Changes to the Privacy Commissioner’s powers
The privacy reforms equip the Privacy Commissioner with a range of new powers. Significant changes include enabling the Privacy Commissioner to:
- accept written undertakings to ensure compliance with the Privacy Act
- use the Privacy Commissioner’s enhanced enforcement powers following an investigation of an act, practice, or complaint and
- apply to the court for a civil penalty order.
The Privacy Commissioner will be able to accept undertakings from an entity to take specified action or refrain from taking specified action.
For breaches of an undertaking, the Privacy Commissioner may apply to the Court to seek orders to compel the entity to comply with the undertaking, to pay compensation for any loss or damage caused by non-compliance with an undertaking, or any other order the Court considers appropriate.
Generally, the investigative powers of the Privacy Commissioner remain the same in relation to acts or practices that may be an interference with the privacy of an individual. As always, the Privacy Commissioner may investigate an act or practice that may interfere with the privacy of an individual, in response to a complaint, or on his or her own initiative.
The Privacy Commissioner has an expanded range of powers relating to the conduct of investigations, including powers to:
- conciliate complaints (previously not formalised)
- make preliminary inquiries of any person (previously limited to the respondent)
- require a person to give information or documents, or to attend a compulsory conference (similar to existing powers) or
- transfer matters to an alternative complaint body, such as the Ombudsman or the Australian Human Rights Commission (expanded definition of alternative complaint body applies).
After an investigation, the Privacy Commissioner may make a determination which must be complied with.
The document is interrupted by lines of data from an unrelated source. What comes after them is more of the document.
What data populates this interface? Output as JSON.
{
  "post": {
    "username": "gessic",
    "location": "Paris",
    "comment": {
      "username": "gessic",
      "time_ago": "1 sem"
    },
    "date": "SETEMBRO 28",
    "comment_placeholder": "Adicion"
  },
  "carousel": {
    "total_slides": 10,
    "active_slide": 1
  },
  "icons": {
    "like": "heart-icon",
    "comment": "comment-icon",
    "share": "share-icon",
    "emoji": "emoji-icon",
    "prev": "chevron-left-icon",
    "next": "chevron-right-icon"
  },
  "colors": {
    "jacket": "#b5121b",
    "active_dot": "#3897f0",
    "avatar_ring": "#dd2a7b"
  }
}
Determinations may include:
- a declaration that the act or practice interferes with privacy
- the person must take specified steps to ensure the act or practice is not repeated or
- a declaration that an individual is entitled to compensation for any loss or damage suffered as a result of the act or practice.
Court proceedings may be commenced by the Privacy Commissioner to enforce a determination.
The privacy reforms have granted the Privacy Commissioner a broad power to include any order that is considered necessary or appropriate. It will be interesting to see how this new power is used, considering Mr Pilgrim’s active approach to the reforms.
The reforms introduce a civil penalties regime into the Privacy Act for interferences with an individual’s privacy. This civil penalties regime is similar to those under the Competition and Consumer Act 2010 (Cth) and Corporations Act 2001 (Cth).
Under the new civil penalties regime, the Privacy Commissioner will be able to apply to the Federal Court or the Federal Circuit Court for a civil penalty order. If the Court is satisfied that the entity has breached that civil penalty provision, an individual can be liable for civil penalties of up to $340,000, and up to $1,700,000 for a body corporate.
Civil penalties will apply to breaches of the credit reporting provisions and for serious or repeated interferences with the privacy of an individual, including breaches of the APPs. There is currently no commentary on the meaning of ‘serious or repeated interferences’, so it is unclear how the Privacy Commissioner will interpret this concept.
With the increase in privacy enforcement powers, and the current Privacy Commissioner’s attitude towards the new powers, it is likely we will see an increase in action taken against businesses for interferences of privacy.
In light of these changes to the privacy laws commencing on 12 March 2014, it is important that you review your privacy practices to ensure they comply with these new obligations.